The list keeps getting longer.
A teacher in New York City. An organist near Atlanta. A teacher in Chicago. A music director in Charlotte. A teacher in Columbus.
At an accelerating rate, Catholic schools and churches around the country are firing lesbian, gay, bisexual and transgender employees who have decided that they can no longer deny who they are and whom they love.
No school better exemplifies this unhappy trend than Totino-Grace High School in Fridley, Minn. Late last month, Kristen Ostendorf, an English and religion teacher, was fired after telling colleagues at a workshop: "I'm gay, I'm in a relationship with a woman, and I'm happy." Just one month earlier, William Hudson, the school's president, had resigned after a rumor about his sexuality prompted him to reveal that he was in a committed 18-year relationship with another man.
At a time when even Pope Francis himself is urging the church to move beyond what he calls its "obsession" with sexual issues, Catholic schools and parishes are intensifying the judgmental behavior that the pope urged Catholics to eschew in a recent interview with Jesuit publications.

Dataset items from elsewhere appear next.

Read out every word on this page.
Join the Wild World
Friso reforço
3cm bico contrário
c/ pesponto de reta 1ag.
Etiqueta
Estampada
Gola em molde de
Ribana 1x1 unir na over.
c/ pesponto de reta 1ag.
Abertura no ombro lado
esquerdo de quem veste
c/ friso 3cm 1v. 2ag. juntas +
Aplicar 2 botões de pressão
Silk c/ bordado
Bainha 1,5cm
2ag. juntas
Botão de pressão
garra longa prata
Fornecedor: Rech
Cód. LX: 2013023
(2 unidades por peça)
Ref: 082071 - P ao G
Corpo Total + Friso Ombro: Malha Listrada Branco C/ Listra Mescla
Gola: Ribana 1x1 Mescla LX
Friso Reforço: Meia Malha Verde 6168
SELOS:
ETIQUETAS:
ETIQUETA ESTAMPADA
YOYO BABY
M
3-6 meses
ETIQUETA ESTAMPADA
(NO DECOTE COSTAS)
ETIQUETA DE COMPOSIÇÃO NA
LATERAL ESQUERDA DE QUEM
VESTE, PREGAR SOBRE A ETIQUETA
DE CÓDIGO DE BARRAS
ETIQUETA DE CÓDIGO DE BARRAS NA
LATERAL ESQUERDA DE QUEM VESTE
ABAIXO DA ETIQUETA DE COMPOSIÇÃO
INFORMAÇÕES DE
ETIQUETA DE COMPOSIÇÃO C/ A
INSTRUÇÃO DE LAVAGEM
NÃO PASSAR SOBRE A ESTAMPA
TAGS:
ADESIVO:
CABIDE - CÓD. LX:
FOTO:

These incidents, like others around the country, cost Catholic institutions the services of dedicated and talented individuals who, in most instances, have served the church and community effectively for years. Catholic prelates like Archbishop John Nienstedt say that the church must enforce its employment policies in order to defend its teachings on marriage and the family.
But if this is the case, why does the hierarchy not defend these teachings more consistently?
Catholic parishes don't fire heterosexual musicians who choose to get married at City Hall rather than in a Catholic Church. Catholic schools don't check up on heterosexual teachers to determine whether they might have remarried without having their previous marriages annulled, or whether they are using artificial contraception. If the hierarchy were defending what it defines as Catholic principles, it would have to fire individuals in marriages that the church does not recognize as sacramental. But it does not.